It’s been a while since I wrote about petting zoos. Part of the reason is that the state of petting zoos in this area has improved quite a bit over the past few years, so I haven’t been coming home from fairs or other events with a need to vent. However, improvements are not universal, and even with improved conditions, there are always going to be disease risks associated with petting zoos and other events where people have contact with animals.
This week’s edition of Morbidity and Mortality Weekly Reports (a rather gruesomely named but very interesting publication by the US CDC) describes a 2011 outbreak of E. coli O157 from a North Carolina State Fair. After receiving reports of infections in four people who had attended the fair, an investigation was launched. Here are the highlights:
- A total of 25 suspected cases were ultimately identified. (Usually, there are many more milder cases that go undiagnosed). Stool samples were collected from 19 of these individuals and the same strain of E. coli O157 was confirmed in 11 of them.
- Affected people ranged from 1-77 years of age.
- Eight people (32%) were hospitalized. Four of those had hemolytic uremic syndrome (HUS), a severe form of disease caused by E. coli O157.

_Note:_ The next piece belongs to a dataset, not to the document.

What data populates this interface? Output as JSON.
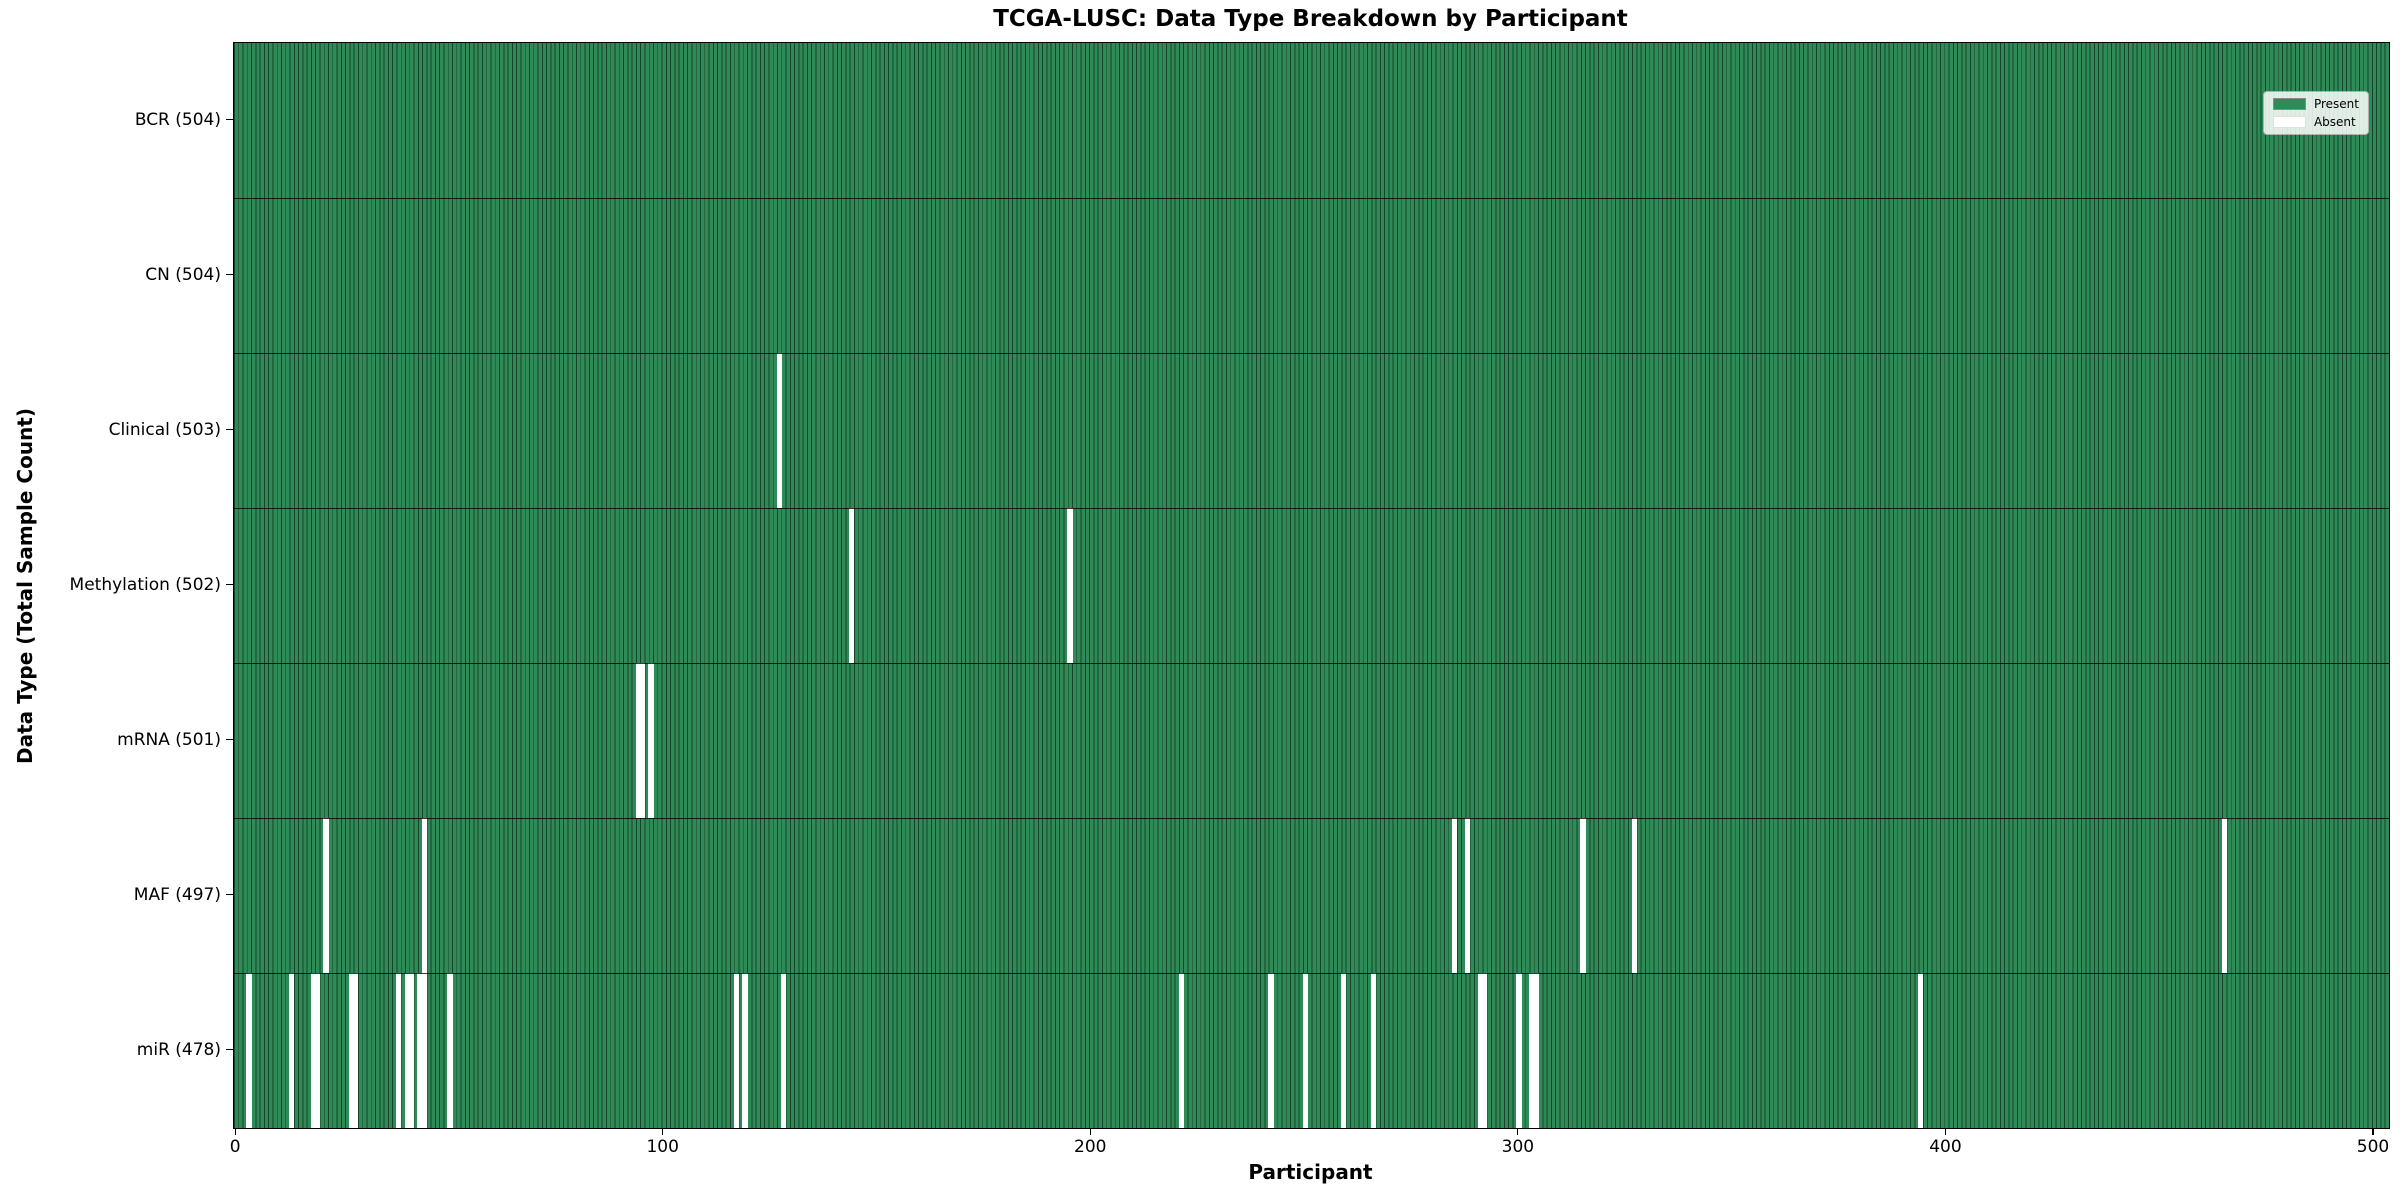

- When compared to people who did not get sick, having visited one of the buildings were sheep, goats and pigs were housed for livestock competitions was the only risk factor identified. While the public was not supposed to have contact with animals in those buildings, 25% of people reported having had direct contact with animals anyway.

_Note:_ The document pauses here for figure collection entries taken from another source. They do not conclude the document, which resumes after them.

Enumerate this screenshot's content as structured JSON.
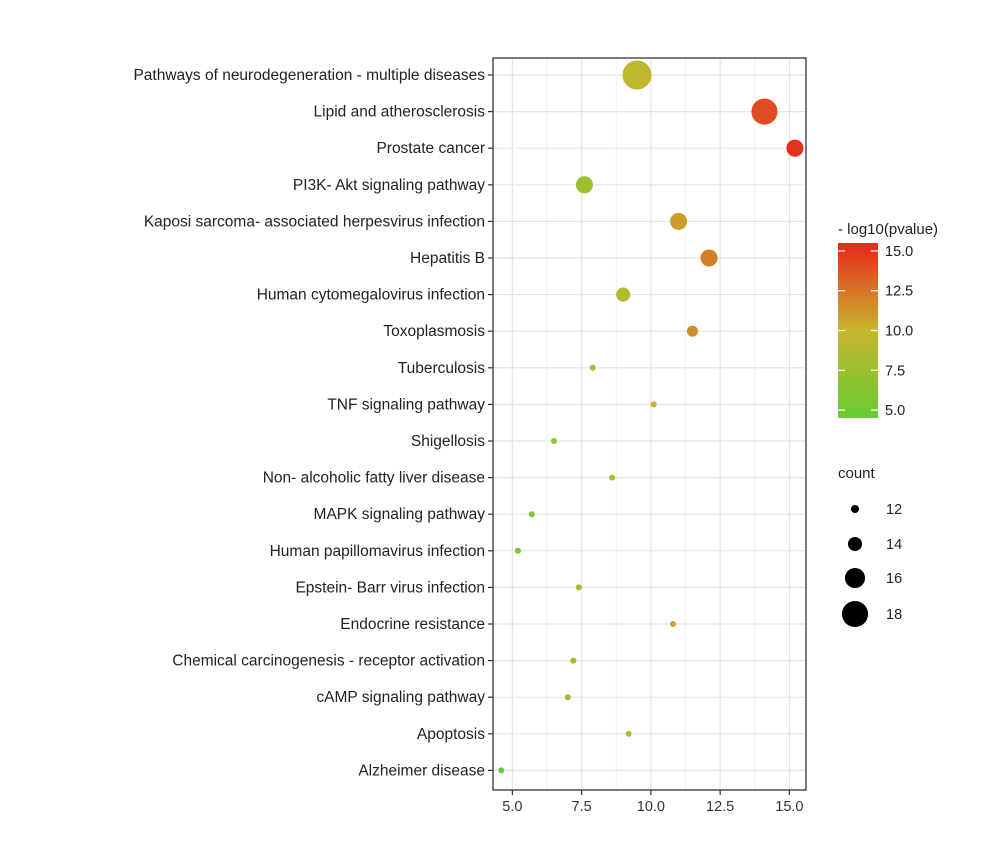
{
  "chart_data": {
    "type": "scatter",
    "title": "",
    "xlabel": "",
    "ylabel": "",
    "xlim": [
      4.3,
      15.6
    ],
    "xticks": [
      5.0,
      7.5,
      10.0,
      12.5,
      15.0
    ],
    "xtick_labels": [
      "5.0",
      "7.5",
      "10.0",
      "12.5",
      "15.0"
    ],
    "grid": true,
    "categories": [
      "Pathways of neurodegeneration -  multiple diseases",
      "Lipid and atherosclerosis",
      "Prostate cancer",
      "PI3K- Akt signaling pathway",
      "Kaposi sarcoma- associated herpesvirus infection",
      "Hepatitis B",
      "Human cytomegalovirus infection",
      "Toxoplasmosis",
      "Tuberculosis",
      "TNF signaling pathway",
      "Shigellosis",
      "Non- alcoholic fatty liver disease",
      "MAPK signaling pathway",
      "Human papillomavirus infection",
      "Epstein- Barr virus infection",
      "Endocrine resistance",
      "Chemical carcinogenesis -  receptor activation",
      "cAMP signaling pathway",
      "Apoptosis",
      "Alzheimer disease"
    ],
    "points": [
      {
        "x": 9.5,
        "pvalue": 9.5,
        "count": 19
      },
      {
        "x": 14.1,
        "pvalue": 14.1,
        "count": 18
      },
      {
        "x": 15.2,
        "pvalue": 15.2,
        "count": 15
      },
      {
        "x": 7.6,
        "pvalue": 7.6,
        "count": 15
      },
      {
        "x": 11.0,
        "pvalue": 11.0,
        "count": 15
      },
      {
        "x": 12.1,
        "pvalue": 12.1,
        "count": 15
      },
      {
        "x": 9.0,
        "pvalue": 9.0,
        "count": 14
      },
      {
        "x": 11.5,
        "pvalue": 11.5,
        "count": 13
      },
      {
        "x": 7.9,
        "pvalue": 7.9,
        "count": 10
      },
      {
        "x": 10.1,
        "pvalue": 10.1,
        "count": 10
      },
      {
        "x": 6.5,
        "pvalue": 6.5,
        "count": 10
      },
      {
        "x": 8.6,
        "pvalue": 8.6,
        "count": 10
      },
      {
        "x": 5.7,
        "pvalue": 5.7,
        "count": 10
      },
      {
        "x": 5.2,
        "pvalue": 5.2,
        "count": 10
      },
      {
        "x": 7.4,
        "pvalue": 7.4,
        "count": 10
      },
      {
        "x": 10.8,
        "pvalue": 10.8,
        "count": 10
      },
      {
        "x": 7.2,
        "pvalue": 7.2,
        "count": 10
      },
      {
        "x": 7.0,
        "pvalue": 7.0,
        "count": 10
      },
      {
        "x": 9.2,
        "pvalue": 9.2,
        "count": 10
      },
      {
        "x": 4.6,
        "pvalue": 4.6,
        "count": 10
      }
    ],
    "color_legend": {
      "title": "- log10(pvalue)",
      "range": [
        4.5,
        15.5
      ],
      "ticks": [
        5.0,
        7.5,
        10.0,
        12.5,
        15.0
      ],
      "tick_labels": [
        "5.0",
        "7.5",
        "10.0",
        "12.5",
        "15.0"
      ],
      "low_color": "#66cc33",
      "mid_color": "#c8b52e",
      "high_color": "#e8271d",
      "placement": "right"
    },
    "size_legend": {
      "title": "count",
      "values": [
        12,
        14,
        16,
        18
      ],
      "labels": [
        "12",
        "14",
        "16",
        "18"
      ],
      "placement": "right"
    }
  }
}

An investigation like this often can’t determine the source of the pathogen with 100% accuracy, because the investigation occurs after the fact (sometimes long after). That means the animals aren’t around anymore for testing, the area/fair may have been cleaned up already, and people may not completely (nor accurately) recall exactly what they did. Regardless, it’s quite suspicious that contact with this particular building was the root of the problem. How people became infected isn’t clear. Some had direct contact with animals, and that’s an obvious potential source. Cattle are the most common source of E. coli O157, but it doesn’t appear that any were present in the building. Sheep and goats are a more likely source than pigs. Other people could have been infected through contact with contaminated surfaces in the building, something that has been documented in other outbreaks.
After a large 2004 petting zoo outbreak at this same fair, the state passed a law (named Aedin’s Law, after a child who became seriously ill) that set strict requirements for animal exhibits where contact with the public is intended. This facility was not subject to Aedin’s Law because animal contact was not intended (even though it was apparently common) and a multiagency task force is looking into additional measures for exhibits where animal contact might occur.
Cost/benefit is an important issue when it comes to infectious disease control. There will always be some risk of disease when interaction with animals is allowed. We can take measures to reduce the risk, but never eliminate it. Therefore, the key is maximizing the benefit and minimizing the risk. Animal contact at fairs and similar events can be very rewarding for some people, so most people will accept some degree of risk. This outbreak involved a relatively small number of people, particularly when you consider approximately 1 million visitors attended the fair. The infection rate was really very, but with a potentially life-threatening disease, it’s not something that should be ignored.
As is the case here, infection control is often reactionary, with changes only taking place after problems occur. However, it’s good to see that actions are being taken (at least in NC) to reduce the risk of this happening again.